An IIE, The Institution of Incorporated Engineers product story
Edited by the Engineeringtalk editorial team Nov 25, 2004

Two female engineering students were celebrating today after receiving engineering awards from Ford Motor Company at the Young Women Engineer of the Year award ceremony held in London.

Two female engineering students were celebrating today after receiving engineering awards from Ford Motor Company at the Young Women Engineer of the Year award ceremony held in London.

Akanksha Awal (20) of London, who is studying electronics and communications engineering at London Metropolitan University, received the IEng Ford WISE Prize 2004.

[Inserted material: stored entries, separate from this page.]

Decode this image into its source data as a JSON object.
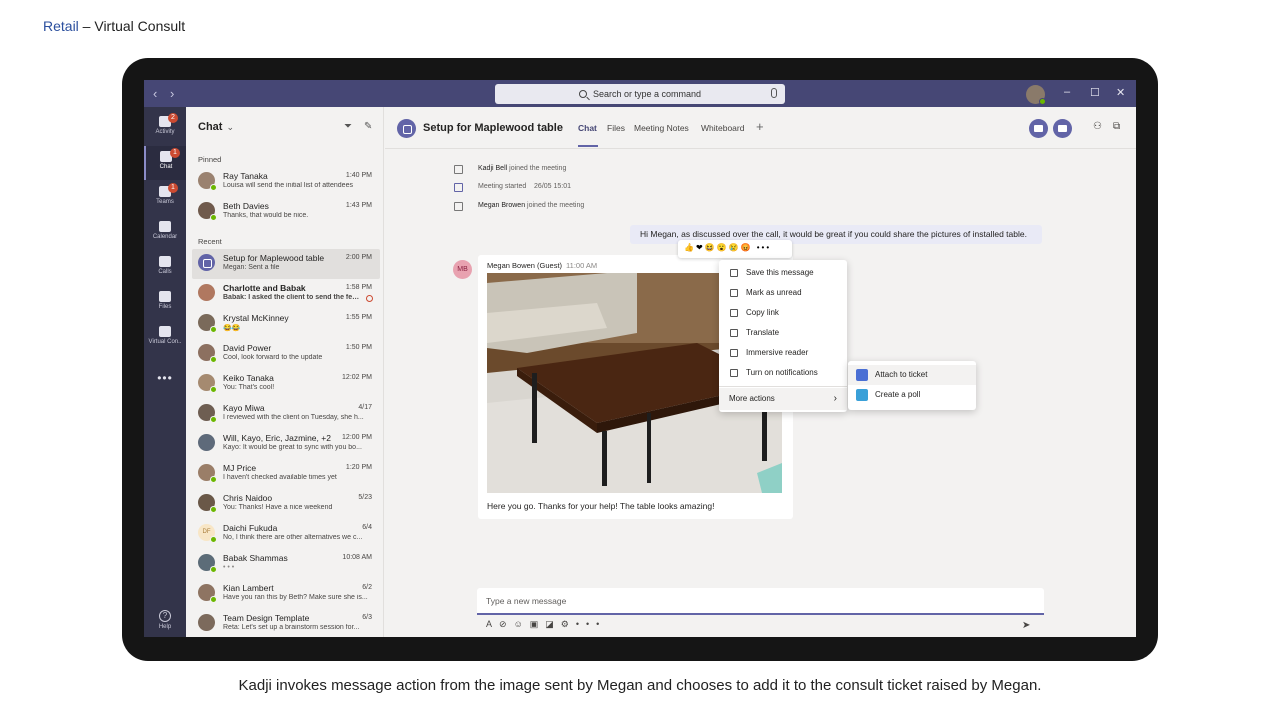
{
  "slide": {
    "title_accent": "Retail",
    "title_rest": " – Virtual Consult",
    "caption": "Kadji invokes message action from the image sent by Megan and chooses to add it to the consult ticket raised by Megan."
  },
  "titlebar": {
    "search_placeholder": "Search or type a command"
  },
  "rail": {
    "items": [
      {
        "label": "Activity",
        "icon": "bell-icon",
        "badge": "2"
      },
      {
        "label": "Chat",
        "icon": "chat-icon",
        "badge": "1"
      },
      {
        "label": "Teams",
        "icon": "teams-icon",
        "badge": "1"
      },
      {
        "label": "Calendar",
        "icon": "calendar-icon",
        "badge": ""
      },
      {
        "label": "Calls",
        "icon": "phone-icon",
        "badge": ""
      },
      {
        "label": "Files",
        "icon": "files-icon",
        "badge": ""
      },
      {
        "label": "Virtual Con..",
        "icon": "virtual-consult-icon",
        "badge": ""
      }
    ],
    "more": "•••",
    "help": "Help"
  },
  "chatlist": {
    "header": "Chat",
    "pinned_label": "Pinned",
    "recent_label": "Recent",
    "pinned": [
      {
        "name": "Ray Tanaka",
        "time": "1:40 PM",
        "preview": "Louisa will send the initial list of attendees"
      },
      {
        "name": "Beth Davies",
        "time": "1:43 PM",
        "preview": "Thanks, that would be nice."
      }
    ],
    "recent": [
      {
        "name": "Setup for Maplewood table",
        "time": "2:00 PM",
        "preview": "Megan: Sent a file"
      },
      {
        "name": "Charlotte and Babak",
        "time": "1:58 PM",
        "preview": "Babak: I asked the client to send the feedback"
      },
      {
        "name": "Krystal McKinney",
        "time": "1:55 PM",
        "preview": "😂😂"
      },
      {
        "name": "David Power",
        "time": "1:50 PM",
        "preview": "Cool, look forward to the update"
      },
      {
        "name": "Keiko Tanaka",
        "time": "12:02 PM",
        "preview": "You: That's cool!"
      },
      {
        "name": "Kayo Miwa",
        "time": "4/17",
        "preview": "I reviewed with the client on Tuesday, she h..."
      },
      {
        "name": "Will, Kayo, Eric, Jazmine, +2",
        "time": "12:00 PM",
        "preview": "Kayo: It would be great to sync with you bo..."
      },
      {
        "name": "MJ Price",
        "time": "1:20 PM",
        "preview": "I haven't checked available times yet"
      },
      {
        "name": "Chris Naidoo",
        "time": "5/23",
        "preview": "You: Thanks! Have a nice weekend"
      },
      {
        "name": "Daichi Fukuda",
        "time": "6/4",
        "preview": "No, I think there are other alternatives we c...",
        "initials": "DF"
      },
      {
        "name": "Babak Shammas",
        "time": "10:08 AM",
        "preview": "• • •"
      },
      {
        "name": "Kian Lambert",
        "time": "6/2",
        "preview": "Have you ran this by Beth? Make sure she is..."
      },
      {
        "name": "Team Design Template",
        "time": "6/3",
        "preview": "Reta: Let's set up a brainstorm session for..."
      }
    ]
  },
  "main": {
    "title": "Setup for Maplewood table",
    "tabs": [
      "Chat",
      "Files",
      "Meeting Notes",
      "Whiteboard"
    ],
    "system": [
      {
        "name": "Kadji Bell",
        "text": "joined the meeting"
      },
      {
        "name": "",
        "text": "Meeting started",
        "time": "26/05 15:01"
      },
      {
        "name": "Megan Browen",
        "text": "joined the meeting"
      }
    ],
    "sent_message": "Hi Megan, as discussed over the call, it would be great if you could share the pictures of installed table.",
    "reactions": "👍❤😆😮😢😡 •••",
    "incoming": {
      "initials": "MB",
      "sender": "Megan Bowen (Guest)",
      "time": "11:00 AM",
      "text": "Here you go. Thanks for your help! The table looks amazing!"
    },
    "compose_placeholder": "Type a new message"
  },
  "context_menu": {
    "items": [
      "Save this message",
      "Mark as unread",
      "Copy link",
      "Translate",
      "Immersive reader",
      "Turn on notifications"
    ],
    "more_actions": "More actions",
    "submenu": [
      "Attach to ticket",
      "Create a poll"
    ]
  },
  "colors": {
    "brand": "#6264a7",
    "titlebar": "#464775",
    "rail": "#33344a",
    "badge": "#cc4a31",
    "presence": "#6bb700"
  }
}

And Helen Walkden (22) of Lancaster, a student of systems engineering at Loughborough University, accepted the CEng Ford WISE Prize.

They each received a GBP 750 cheque.

Ford Motor Company and Women Into Science and Engineering (WISE) introduced the prizes to promote the potential of engineering careers to women.

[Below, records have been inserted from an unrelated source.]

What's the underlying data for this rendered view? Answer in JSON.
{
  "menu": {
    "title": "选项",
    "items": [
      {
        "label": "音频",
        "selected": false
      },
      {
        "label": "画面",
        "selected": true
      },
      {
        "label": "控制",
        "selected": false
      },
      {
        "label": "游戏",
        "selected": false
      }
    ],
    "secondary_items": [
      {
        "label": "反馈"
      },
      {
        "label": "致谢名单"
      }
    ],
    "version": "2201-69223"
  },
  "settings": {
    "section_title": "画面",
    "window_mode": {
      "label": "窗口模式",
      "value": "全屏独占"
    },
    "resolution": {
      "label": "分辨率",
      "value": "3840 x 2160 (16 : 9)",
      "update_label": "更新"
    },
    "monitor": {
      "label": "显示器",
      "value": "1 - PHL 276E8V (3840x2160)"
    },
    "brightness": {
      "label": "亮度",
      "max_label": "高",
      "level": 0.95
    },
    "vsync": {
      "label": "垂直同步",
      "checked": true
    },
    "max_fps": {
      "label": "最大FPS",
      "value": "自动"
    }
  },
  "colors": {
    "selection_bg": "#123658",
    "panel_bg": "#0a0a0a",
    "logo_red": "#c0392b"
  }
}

It is aimed at students in their penultimate year at a UK university and is backed by the IEE, IIE and IMechE.

Entrants went through a stringent selection process where they were judged by a panel of three specialist adjudicators: Marie-Noelle Barton of the WISE Campaign; Dr Catherine Hobbs, Head of Department of Mathematical Sciences, Oxford Brookes University and Rachel Cowley, Internal Change and Communications Specialist from Ford Motor Company Technical Centre at Dunton in Essex.

Both Awal, who would like to pursue her career as a development engineer in the electronics industry, and Walkden, who sees her future as a chartered engineer working within the aerospace industry, were said by the judges to be exceptional women who not only study the discipline of engineering but are also enthusiastic and dedicated to being engineers.

Tina Bray, who co-chairs Ford's Engineers for the Next Generation Group, said: "Ford is proud of the part it plays in raising the awareness of science and engineering to all young people and that the Ford WISE prize is supporting those young women who have chosen to pursue a degree in a typically male-dominated subject".